CubaPLUS Magazine

Ingenio Taoro, a great story to tell

By: Mercy Ramos
May 30, 2024
Ingenio Taoro, a great story to tell

Located on the road that connects the town of Punta Brava and the beach of Santa Fe, in the municipality of Bauta, province of Artemisa, are the ruins of what was once a large manufacturing factory of sugar.

The Ingenio Taoro, scene of the painful life of the black slaves brought to the island from Africa by the Spanish colonizers in the 16th to 19th centuries, to enrich themselves at the expense of the work of those men and women, many of whom lost their lives under the colonial yoke .

04-ingenio-tahoro-1.jpgOf that mill, whose name comes from the Lucumi language and means wealth and opulence, only ruins remain, declared a local monument in 1981. In 1886 it was the scene of combat fought by General Antonio Maceo against the Spanish army, which he partially destroyed its buildings when they were set on fire by the mambi troops (Cuban liberation army).
The mill was built between 1857 and 1860 and conforms to the construction patterns in facilities of its type. The bell tower stands out, which together with the ruins located to the southwest of it form a harmonious and very well defined landscape.

The main house, also in ruins, has a portal with wide columns and a Spanish slab floor.  It was built at the beginning of the 19th century and adjoins the garage, the kitchen, the servants' quarters and the large barracks. The slave barracks date back to the 1850s and are partially preserved, although some are quite deteriorated.

They were satisfied with stone walls, with minimal ventilation through a small wooden-framed window with bars of irons. The spatial architectural system had among its elements, an elongated plan, prismatic volume, which occupied the center of the batey (hamlet), with lights and intercolumns quite spacious for the transfer of raw materials and the movement of the buoy, which must have been part of the sugar mill.

The boiler house is located near the sugar mill and sometimes forms a single building.
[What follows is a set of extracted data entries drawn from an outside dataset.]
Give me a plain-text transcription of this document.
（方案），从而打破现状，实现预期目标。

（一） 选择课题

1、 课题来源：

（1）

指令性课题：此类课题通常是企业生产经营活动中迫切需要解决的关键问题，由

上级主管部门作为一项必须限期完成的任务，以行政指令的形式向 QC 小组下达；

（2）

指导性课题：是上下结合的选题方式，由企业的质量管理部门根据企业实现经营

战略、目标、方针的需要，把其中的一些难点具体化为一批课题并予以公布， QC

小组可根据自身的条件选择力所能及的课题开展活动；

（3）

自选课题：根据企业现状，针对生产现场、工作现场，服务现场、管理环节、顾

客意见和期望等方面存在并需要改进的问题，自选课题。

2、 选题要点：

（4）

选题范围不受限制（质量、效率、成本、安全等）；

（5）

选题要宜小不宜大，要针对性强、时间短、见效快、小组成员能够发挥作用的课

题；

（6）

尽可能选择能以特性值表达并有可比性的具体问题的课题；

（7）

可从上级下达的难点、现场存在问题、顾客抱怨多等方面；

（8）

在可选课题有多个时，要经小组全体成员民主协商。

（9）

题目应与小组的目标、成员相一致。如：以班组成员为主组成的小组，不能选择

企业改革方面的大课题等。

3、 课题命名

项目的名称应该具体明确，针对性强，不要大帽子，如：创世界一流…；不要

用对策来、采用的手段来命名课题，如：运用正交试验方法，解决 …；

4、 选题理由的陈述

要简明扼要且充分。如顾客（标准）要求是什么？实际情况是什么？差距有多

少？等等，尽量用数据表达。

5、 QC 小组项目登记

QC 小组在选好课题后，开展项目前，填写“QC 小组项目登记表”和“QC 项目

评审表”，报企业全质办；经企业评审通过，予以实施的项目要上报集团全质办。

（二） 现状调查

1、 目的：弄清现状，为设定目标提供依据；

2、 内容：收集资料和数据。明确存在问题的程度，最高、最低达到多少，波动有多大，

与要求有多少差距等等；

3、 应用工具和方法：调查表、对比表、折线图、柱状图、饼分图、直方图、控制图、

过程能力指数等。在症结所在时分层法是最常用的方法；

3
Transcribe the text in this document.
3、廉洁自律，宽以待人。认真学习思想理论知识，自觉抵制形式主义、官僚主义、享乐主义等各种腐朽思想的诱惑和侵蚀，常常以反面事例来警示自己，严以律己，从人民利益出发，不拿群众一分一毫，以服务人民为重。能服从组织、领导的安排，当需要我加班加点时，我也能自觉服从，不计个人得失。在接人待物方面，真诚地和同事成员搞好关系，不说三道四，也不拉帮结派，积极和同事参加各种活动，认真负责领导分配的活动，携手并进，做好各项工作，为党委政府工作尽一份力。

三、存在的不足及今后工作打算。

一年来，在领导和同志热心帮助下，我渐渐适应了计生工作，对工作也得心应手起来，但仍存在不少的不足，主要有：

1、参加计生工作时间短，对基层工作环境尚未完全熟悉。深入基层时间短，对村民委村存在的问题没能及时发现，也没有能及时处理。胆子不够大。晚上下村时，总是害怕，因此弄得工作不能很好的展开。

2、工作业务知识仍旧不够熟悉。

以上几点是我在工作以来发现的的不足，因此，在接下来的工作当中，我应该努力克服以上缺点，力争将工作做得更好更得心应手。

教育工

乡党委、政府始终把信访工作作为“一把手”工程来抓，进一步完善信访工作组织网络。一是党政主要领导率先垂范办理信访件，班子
With this, it appears with its longitudinal axis in the north-south direction, aiming to attenuate the intense heat given off by the work being done there.
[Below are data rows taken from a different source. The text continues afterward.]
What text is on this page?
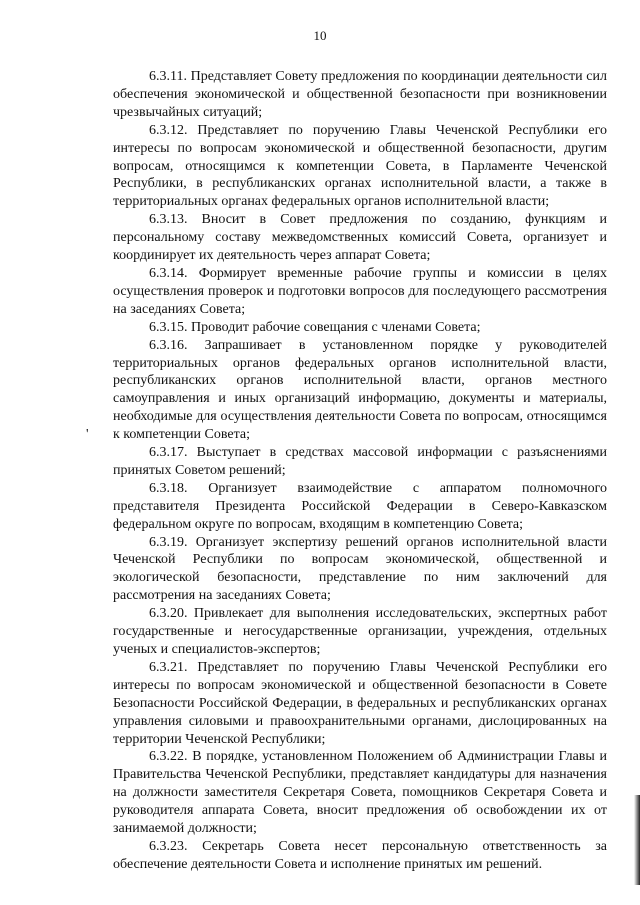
10
'

6.3.11. Представляет Совету предложения по координации деятельности сил обеспечения экономической и общественной безопасности при возникновении чрезвычайных ситуаций;

6.3.12. Представляет по поручению Главы Чеченской Республики его интересы по вопросам экономической и общественной безопасности, другим вопросам, относящимся к компетенции Совета, в Парламенте Чеченской Республики, в республиканских органах исполнительной власти, а также в территориальных органах федеральных органов исполнительной власти;

6.3.13. Вносит в Совет предложения по созданию, функциям и персональному составу межведомственных комиссий Совета, организует и координирует их деятельность через аппарат Совета;

6.3.14. Формирует временные рабочие группы и комиссии в целях осуществления проверок и подготовки вопросов для последующего рассмотрения на заседаниях Совета;

6.3.15. Проводит рабочие совещания с членами Совета;

6.3.16. Запрашивает в установленном порядке у руководителей территориальных органов федеральных органов исполнительной власти, республиканских органов исполнительной власти, органов местного самоуправления и иных организаций информацию, документы и материалы, необходимые для осуществления деятельности Совета по вопросам, относящимся к компетенции Совета;

6.3.17. Выступает в средствах массовой информации с разъяснениями принятых Советом решений;

6.3.18. Организует взаимодействие с аппаратом полномочного представителя Президента Российской Федерации в Северо-Кавказском федеральном округе по вопросам, входящим в компетенцию Совета;

6.3.19. Организует экспертизу решений органов исполнительной власти Чеченской Республики по вопросам экономической, общественной и экологической безопасности, представление по ним заключений для рассмотрения на заседаниях Совета;

6.3.20. Привлекает для выполнения исследовательских, экспертных работ государственные и негосударственные организации, учреждения, отдельных ученых и специалистов-экспертов;

6.3.21. Представляет по поручению Главы Чеченской Республики его интересы по вопросам экономической и общественной безопасности в Совете Безопасности Российской Федерации, в федеральных и республиканских органах управления силовыми и правоохранительными органами, дислоцированных на территории Чеченской Республики;

6.3.22. В порядке, установленном Положением об Администрации Главы и Правительства Чеченской Республики, представляет кандидатуры для назначения на должности заместителя Секретаря Совета, помощников Секретаря Совета и руководителя аппарата Совета, вносит предложения об освобождении их от занимаемой должности;

6.3.23. Секретарь Совета несет персональную ответственность за обеспечение деятельности Совета и исполнение принятых им решений.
04-ingenio-tahoro-2.jpgThe purge house that was characterized by being closed to prevent the entry of air and maintaining humidity is another of the important properties for the production process of sugar.
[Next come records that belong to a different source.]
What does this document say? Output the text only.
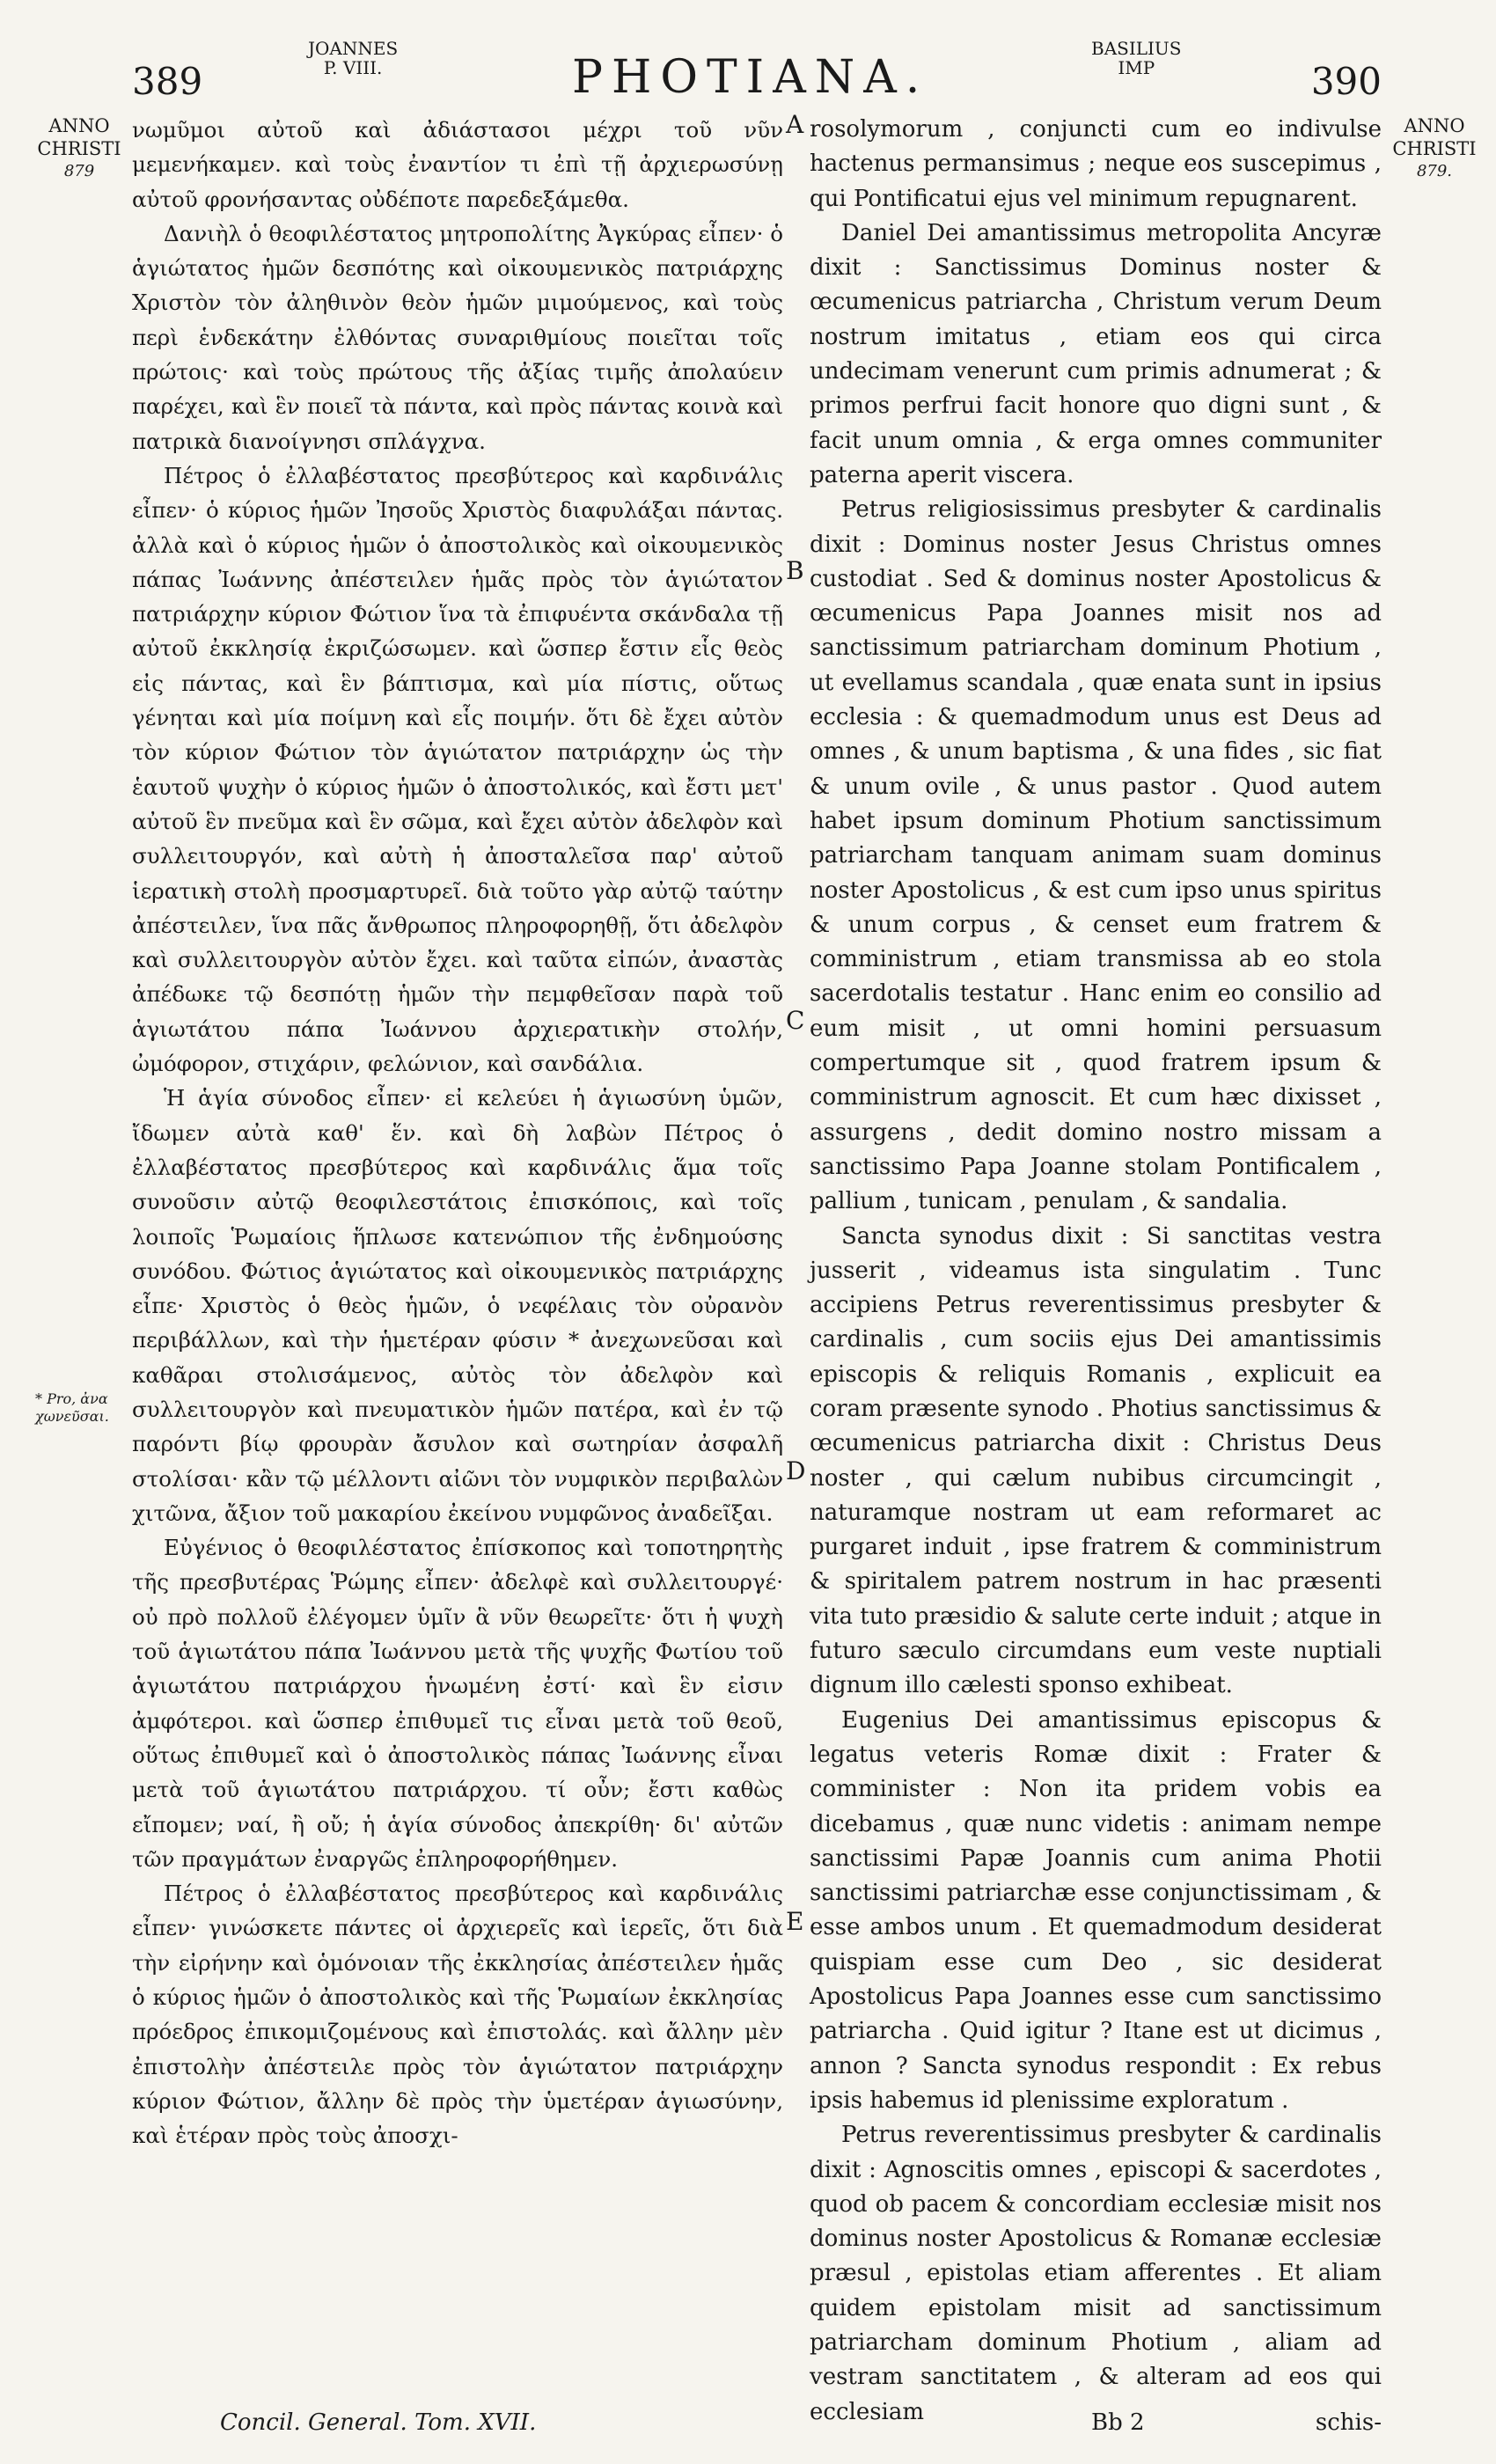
389
JOANNES
P. VIII.	PHOTIANA.
BASILIUS
IMP	390
ANNO
CHRISTI
879
ANNO
CHRISTI
879.
* Pro, ἀνα χωνεῦσαι.

νωμῦμοι αὐτοῦ καὶ ἀδιάστασοι μέχρι τοῦ νῦν μεμενήκαμεν. καὶ τοὺς ἐναντίον τι ἐπὶ τῇ ἀρχιερωσύνῃ αὐτοῦ φρονήσαντας οὐδέποτε παρεδεξάμεθα.

Δανιὴλ ὁ θεοφιλέστατος μητροπολίτης Ἀγκύρας εἶπεν· ὁ ἁγιώτατος ἡμῶν δεσπότης καὶ οἰκουμενικὸς πατριάρχης Χριστὸν τὸν ἀληθινὸν θεὸν ἡμῶν μιμούμενος, καὶ τοὺς περὶ ἑνδεκάτην ἐλθόντας συναριθμίους ποιεῖται τοῖς πρώτοις· καὶ τοὺς πρώτους τῆς ἀξίας τιμῆς ἀπολαύειν παρέχει, καὶ ἓν ποιεῖ τὰ πάντα, καὶ πρὸς πάντας κοινὰ καὶ πατρικὰ διανοίγνησι σπλάγχνα.

Πέτρος ὁ ἐλλαβέστατος πρεσβύτερος καὶ καρδινάλις εἶπεν· ὁ κύριος ἡμῶν Ἰησοῦς Χριστὸς διαφυλάξαι πάντας. ἀλλὰ καὶ ὁ κύριος ἡμῶν ὁ ἀποστολικὸς καὶ οἰκουμενικὸς πάπας Ἰωάννης ἀπέστειλεν ἡμᾶς πρὸς τὸν ἁγιώτατον πατριάρχην κύριον Φώτιον ἵνα τὰ ἐπιφυέντα σκάνδαλα τῇ αὐτοῦ ἐκκλησίᾳ ἐκριζώσωμεν. καὶ ὥσπερ ἔστιν εἷς θεὸς εἰς πάντας, καὶ ἓν βάπτισμα, καὶ μία πίστις, οὕτως γένηται καὶ μία ποίμνη καὶ εἷς ποιμήν. ὅτι δὲ ἔχει αὐτὸν τὸν κύριον Φώτιον τὸν ἁγιώτατον πατριάρχην ὡς τὴν ἑαυτοῦ ψυχὴν ὁ κύριος ἡμῶν ὁ ἀποστολικός, καὶ ἔστι μετ' αὐτοῦ ἓν πνεῦμα καὶ ἓν σῶμα, καὶ ἔχει αὐτὸν ἀδελφὸν καὶ συλλειτουργόν, καὶ αὐτὴ ἡ ἀποσταλεῖσα παρ' αὐτοῦ ἱερατικὴ στολὴ προσμαρτυρεῖ. διὰ τοῦτο γὰρ αὐτῷ ταύτην ἀπέστειλεν, ἵνα πᾶς ἄνθρωπος πληροφορηθῇ, ὅτι ἀδελφὸν καὶ συλλειτουργὸν αὐτὸν ἔχει. καὶ ταῦτα εἰπών, ἀναστὰς ἀπέδωκε τῷ δεσπότῃ ἡμῶν τὴν πεμφθεῖσαν παρὰ τοῦ ἁγιωτάτου πάπα Ἰωάννου ἀρχιερατικὴν στολήν, ὠμόφορον, στιχάριν, φελώνιον, καὶ σανδάλια.

Ἡ ἁγία σύνοδος εἶπεν· εἰ κελεύει ἡ ἁγιωσύνη ὑμῶν, ἴδωμεν αὐτὰ καθ' ἕν. καὶ δὴ λαβὼν Πέτρος ὁ ἐλλαβέστατος πρεσβύτερος καὶ καρδινάλις ἅμα τοῖς συνοῦσιν αὐτῷ θεοφιλεστάτοις ἐπισκόποις, καὶ τοῖς λοιποῖς Ῥωμαίοις ἥπλωσε κατενώπιον τῆς ἐνδημούσης συνόδου. Φώτιος ἁγιώτατος καὶ οἰκουμενικὸς πατριάρχης εἶπε· Χριστὸς ὁ θεὸς ἡμῶν, ὁ νεφέλαις τὸν οὐρανὸν περιβάλλων, καὶ τὴν ἡμετέραν φύσιν * ἀνεχωνεῦσαι καὶ καθᾶραι στολισάμενος, αὐτὸς τὸν ἀδελφὸν καὶ συλλειτουργὸν καὶ πνευματικὸν ἡμῶν πατέρα, καὶ ἐν τῷ παρόντι βίῳ φρουρὰν ἄσυλον καὶ σωτηρίαν ἀσφαλῆ στολίσαι· κἂν τῷ μέλλοντι αἰῶνι τὸν νυμφικὸν περιβαλὼν χιτῶνα, ἄξιον τοῦ μακαρίου ἐκείνου νυμφῶνος ἀναδεῖξαι.

Εὐγένιος ὁ θεοφιλέστατος ἐπίσκοπος καὶ τοποτηρητὴς τῆς πρεσβυτέρας Ῥώμης εἶπεν· ἀδελφὲ καὶ συλλειτουργέ· οὐ πρὸ πολλοῦ ἐλέγομεν ὑμῖν ἃ νῦν θεωρεῖτε· ὅτι ἡ ψυχὴ τοῦ ἁγιωτάτου πάπα Ἰωάννου μετὰ τῆς ψυχῆς Φωτίου τοῦ ἁγιωτάτου πατριάρχου ἡνωμένη ἐστί· καὶ ἓν εἰσιν ἀμφότεροι. καὶ ὥσπερ ἐπιθυμεῖ τις εἶναι μετὰ τοῦ θεοῦ, οὕτως ἐπιθυμεῖ καὶ ὁ ἀποστολικὸς πάπας Ἰωάννης εἶναι μετὰ τοῦ ἁγιωτάτου πατριάρχου. τί οὖν; ἔστι καθὼς εἴπομεν; ναί, ἢ οὔ; ἡ ἁγία σύνοδος ἀπεκρίθη· δι' αὐτῶν τῶν πραγμάτων ἐναργῶς ἐπληροφορήθημεν.

Πέτρος ὁ ἐλλαβέστατος πρεσβύτερος καὶ καρδινάλις εἶπεν· γινώσκετε πάντες οἱ ἀρχιερεῖς καὶ ἱερεῖς, ὅτι διὰ τὴν εἰρήνην καὶ ὁμόνοιαν τῆς ἐκκλησίας ἀπέστειλεν ἡμᾶς ὁ κύριος ἡμῶν ὁ ἀποστολικὸς καὶ τῆς Ῥωμαίων ἐκκλησίας πρόεδρος ἐπικομιζομένους καὶ ἐπιστολάς. καὶ ἄλλην μὲν ἐπιστολὴν ἀπέστειλε πρὸς τὸν ἁγιώτατον πατριάρχην κύριον Φώτιον, ἄλλην δὲ πρὸς τὴν ὑμετέραν ἁγιωσύνην, καὶ ἑτέραν πρὸς τοὺς ἀποσχι-

A
B
C
D
E

rosolymorum , conjuncti cum eo indivulse hactenus permansimus ; neque eos suscepimus , qui Pontificatui ejus vel minimum repugnarent.

Daniel Dei amantissimus metropolita Ancyræ dixit : Sanctissimus Dominus noster & œcumenicus patriarcha , Christum verum Deum nostrum imitatus , etiam eos qui circa undecimam venerunt cum primis adnumerat ; & primos perfrui facit honore quo digni sunt , & facit unum omnia , & erga omnes communiter paterna aperit viscera.

Petrus religiosissimus presbyter & cardinalis dixit : Dominus noster Jesus Christus omnes custodiat . Sed & dominus noster Apostolicus & œcumenicus Papa Joannes misit nos ad sanctissimum patriarcham dominum Photium , ut evellamus scandala , quæ enata sunt in ipsius ecclesia : & quemadmodum unus est Deus ad omnes , & unum baptisma , & una fides , sic fiat & unum ovile , & unus pastor . Quod autem habet ipsum dominum Photium sanctissimum patriarcham tanquam animam suam dominus noster Apostolicus , & est cum ipso unus spiritus & unum corpus , & censet eum fratrem & comministrum , etiam transmissa ab eo stola sacerdotalis testatur . Hanc enim eo consilio ad eum misit , ut omni homini persuasum compertumque sit , quod fratrem ipsum & comministrum agnoscit. Et cum hæc dixisset , assurgens , dedit domino nostro missam a sanctissimo Papa Joanne stolam Pontificalem , pallium , tunicam , penulam , & sandalia.

Sancta synodus dixit : Si sanctitas vestra jusserit , videamus ista singulatim . Tunc accipiens Petrus reverentissimus presbyter & cardinalis , cum sociis ejus Dei amantissimis episcopis & reliquis Romanis , explicuit ea coram præsente synodo . Photius sanctissimus & œcumenicus patriarcha dixit : Christus Deus noster , qui cælum nubibus circumcingit , naturamque nostram ut eam reformaret ac purgaret induit , ipse fratrem & comministrum & spiritalem patrem nostrum in hac præsenti vita tuto præsidio & salute certe induit ; atque in futuro sæculo circumdans eum veste nuptiali dignum illo cælesti sponso exhibeat.

Eugenius Dei amantissimus episcopus & legatus veteris Romæ dixit : Frater & comminister : Non ita pridem vobis ea dicebamus , quæ nunc videtis : animam nempe sanctissimi Papæ Joannis cum anima Photii sanctissimi patriarchæ esse conjunctissimam , & esse ambos unum . Et quemadmodum desiderat quispiam esse cum Deo , sic desiderat Apostolicus Papa Joannes esse cum sanctissimo patriarcha . Quid igitur ? Itane est ut dicimus , annon ? Sancta synodus respondit : Ex rebus ipsis habemus id plenissime exploratum .

Petrus reverentissimus presbyter & cardinalis dixit : Agnoscitis omnes , episcopi & sacerdotes , quod ob pacem & concordiam ecclesiæ misit nos dominus noster Apostolicus & Romanæ ecclesiæ præsul , epistolas etiam afferentes . Et aliam quidem epistolam misit ad sanctissimum patriarcham dominum Photium , aliam ad vestram sanctitatem , & alteram ad eos qui ecclesiam

Concil. General. Tom. XVII.	Bb 2	schis-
It is estimated that the Taoro slave supply was large, more than 100, since the barracks housed several slaves left and it is known that the cane fields were quite extensive.

In short, whoever visits this place will be able to have an idea of the vicisitudes that slaves suffered then, due to the characteristics of the buildings that can still be seen there and have remained as a legacy of the mark left by colonization and slavery that inhabitants of the Greater Antilles suffered back then.